Mayor Eric Garcetti was joined by city lawmakers at The Bloc downtown to unveil the ambitious Department of Water and Power conservation effort, which would mark the most aggressive energy efficiency program for any utility in California.

According to the mayor’s office, the 15 percent reduction in energy use would equal the benefits of removing 440,000 cars from L.A.’s streets each year, while also creating 16 jobs for every $1 million invested in the effort.

KNX 1070’s Ed Mertz reports part of the plan includes free services for small businesses with between roughly 10 to 15 employees.

“Just as water conservation is how we will get through our drought and control our water costs, energy conservation is how we will address climate change and keep our power bills low,” Garcetti said. “The cheapest and cleanest way to ensure we have enough electricity to keep the lights on and power our economy is through energy efficiency.”

The new goal, adopted by Garcetti’s appointees to the Board of Water and Power in August 2014, exceeds the 10-year, 10 percent energy efficiency requirements set by AB 2021, and will create jobs while promoting energy savings for customers, officials said.

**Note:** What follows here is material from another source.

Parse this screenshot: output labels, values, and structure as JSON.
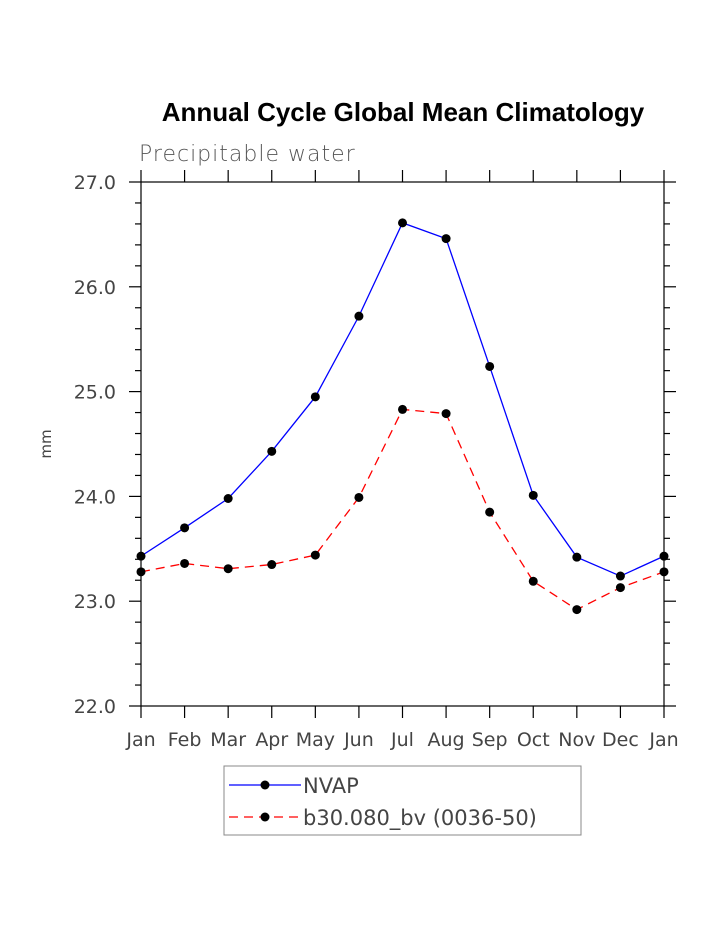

Councilman Paul Koretz, who was also on hand with the mayor, told KNX 1070 NEWRADIO the effort could put the city of L.A. at the forefront of the climate change battle.

“Not only do we have to do it in Los Angeles, we really have to be an example for the rest of the country and beyond if we’re really going to make a dent in that problem,” Koretz said.

Increased use of solar power, more efficient lighting and energy retrofits of city buildings are all options to help meet the 2020 savings deadline, according to Koretz.

The DWP’s energy reduction goal is being pursued at the same time the city is trying to reduce water use by 20 percent by 2017, and cut in half the utility’s purchase of imported water by 2024.